Sand Island is a real turtle nesting sanctuary. The topography is on our side - or the turtles’.
You can’t access our little beach easily - even at low tide. So there’s 350m of safe sand. This is a nest in waiting. There are four others dotted along this short space just like it. Mostly mama turtles come and drop their eggs themselves.

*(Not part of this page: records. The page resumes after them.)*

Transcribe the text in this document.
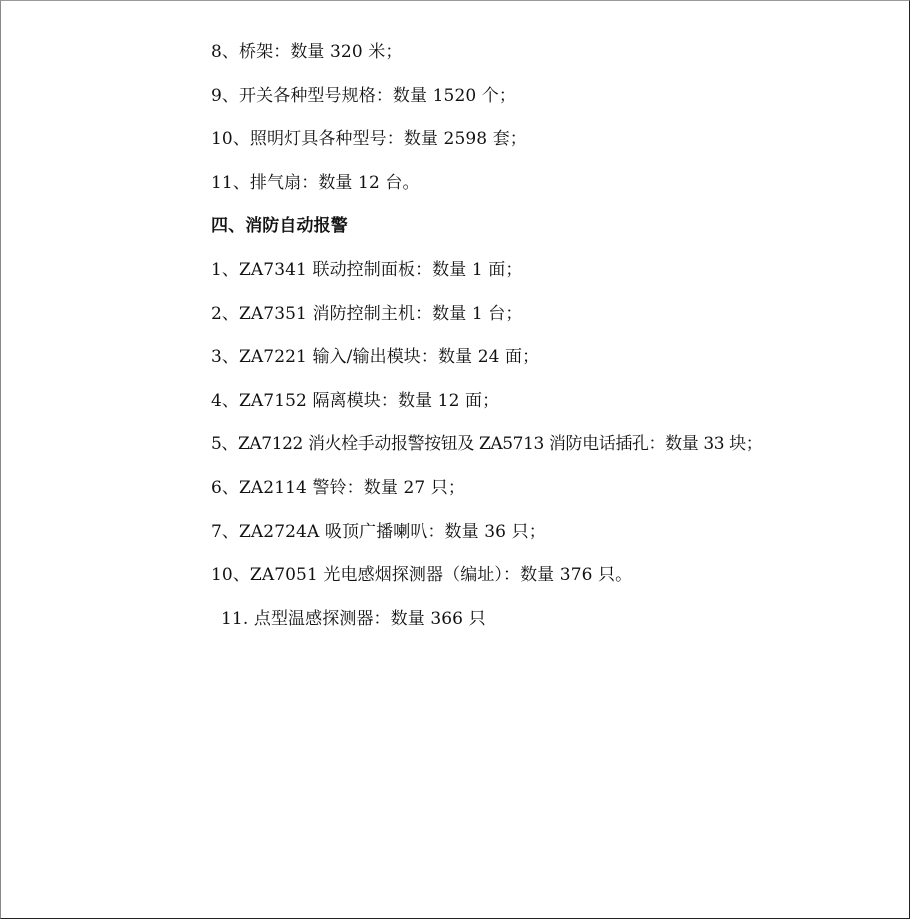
8、桥架：数量 320 米；
9、开关各种型号规格：数量 1520 个；
10、照明灯具各种型号：数量 2598 套；
11、排气扇：数量 12 台。
四、消防自动报警
1、ZA7341 联动控制面板：数量 1 面；
2、ZA7351 消防控制主机：数量 1 台；
3、ZA7221 输入/输出模块：数量 24 面；
4、ZA7152 隔离模块：数量 12 面；
5、ZA7122 消火栓手动报警按钮及 ZA5713 消防电话插孔：数量 33 块；
6、ZA2114 警铃：数量 27 只；
7、ZA2724A 吸顶广播喇叭：数量 36 只；
10、ZA7051 光电感烟探测器（编址）：数量 376 只。
11. 点型温感探测器：数量 366 只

But often, nests on other beaches are relocated here, where Mother Nature and monitors from Local Ocean Conservation watch over them.

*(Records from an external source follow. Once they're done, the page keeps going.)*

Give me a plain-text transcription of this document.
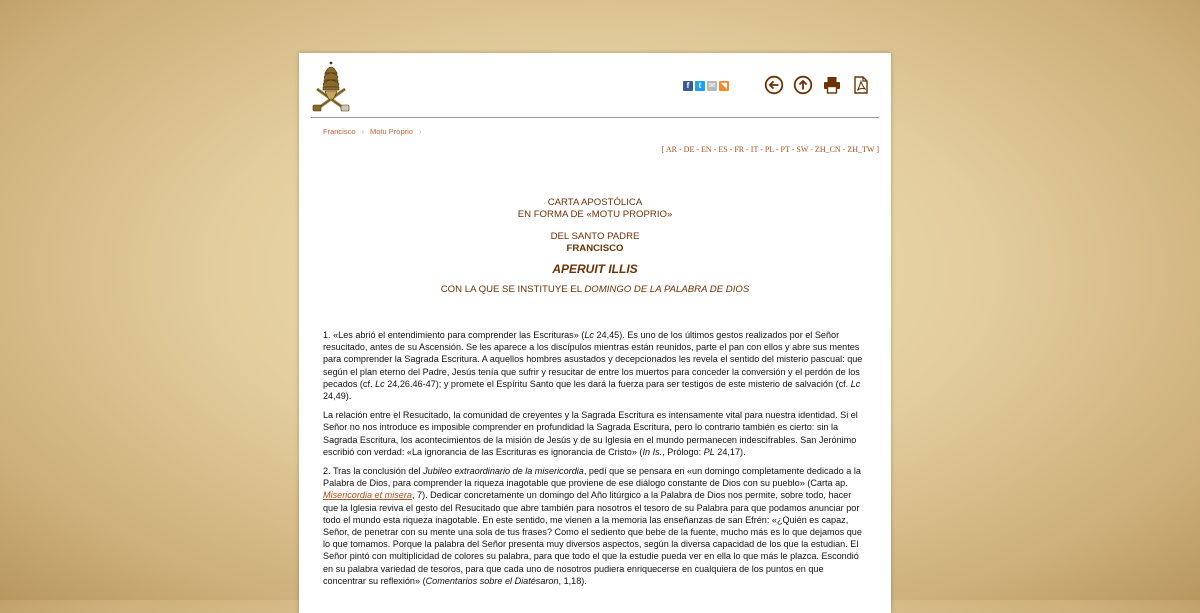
f	t ✉ ◥
Francisco › Motu Proprio ›
[ AR - DE - EN - ES - FR - IT - PL - PT - SW - ZH_CN - ZH_TW ]

CARTA APOSTÓLICA

EN FORMA DE «MOTU PROPRIO»

DEL SANTO PADRE

FRANCISCO

APERUIT ILLIS

CON LA QUE SE INSTITUYE EL DOMINGO DE LA PALABRA DE DIOS

1. «Les abrió el entendimiento para comprender las Escrituras» (Lc 24,45). Es uno de los últimos gestos realizados por el Señor resucitado, antes de su Ascensión. Se les aparece a los discípulos mientras están reunidos, parte el pan con ellos y abre sus mentes para comprender la Sagrada Escritura. A aquellos hombres asustados y decepcionados les revela el sentido del misterio pascual: que según el plan eterno del Padre, Jesús tenía que sufrir y resucitar de entre los muertos para conceder la conversión y el perdón de los pecados (cf. Lc 24,26.46-47); y promete el Espíritu Santo que les dará la fuerza para ser testigos de este misterio de salvación (cf. Lc 24,49).

La relación entre el Resucitado, la comunidad de creyentes y la Sagrada Escritura es intensamente vital para nuestra identidad. Si el Señor no nos introduce es imposible comprender en profundidad la Sagrada Escritura, pero lo contrario también es cierto: sin la Sagrada Escritura, los acontecimientos de la misión de Jesús y de su Iglesia en el mundo permanecen indescifrables. San Jerónimo escribió con verdad: «La ignorancia de las Escrituras es ignorancia de Cristo» (In Is., Prólogo: PL 24,17).

2. Tras la conclusión del Jubileo extraordinario de la misericordia, pedí que se pensara en «un domingo completamente dedicado a la Palabra de Dios, para comprender la riqueza inagotable que proviene de ese diálogo constante de Dios con su pueblo» (Carta ap. Misericordia et misera, 7). Dedicar concretamente un domingo del Año litúrgico a la Palabra de Dios nos permite, sobre todo, hacer que la Iglesia reviva el gesto del Resucitado que abre también para nosotros el tesoro de su Palabra para que podamos anunciar por todo el mundo esta riqueza inagotable. En este sentido, me vienen a la memoria las enseñanzas de san Efrén: «¿Quién es capaz, Señor, de penetrar con su mente una sola de tus frases? Como el sediento que bebe de la fuente, mucho más es lo que dejamos que lo que tomamos. Porque la palabra del Señor presenta muy diversos aspectos, según la diversa capacidad de los que la estudian. El Señor pintó con multiplicidad de colores su palabra, para que todo el que la estudie pueda ver en ella lo que más le plazca. Escondió en su palabra variedad de tesoros, para que cada uno de nosotros pudiera enriquecerse en cualquiera de los puntos en que concentrar su reflexión» (Comentarios sobre el Diatésaron, 1,18).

Last year 34 nests from nearby beaches had to be relocated to safe haven, many were moved to our bit .
We think this poem, by Kay Ryan, perfectly captures the quiet determination and patience of mother turtles looking for the right place to lay.
We’re really glad they often pick our spot.
Who would be a turtle who could help it?
A barely mobile hard roll, a four-oared helmet,
she can ill afford the chances she must take
in rowing toward the grasses that she eats.
Her track is graceless, like dragging
a packing-case places, and almost any slope
defeats her modest hopes. Even being practical,
she's often stuck up to the axle on her way
to something edible. With everything optimal,
she skirts the ditch which would convert
her shell into a serving dish. She lives
below luck-level, never imagining some lottery
will change her load of pottery to wings.
Her only levity is patience,
the sport of truly chastened things.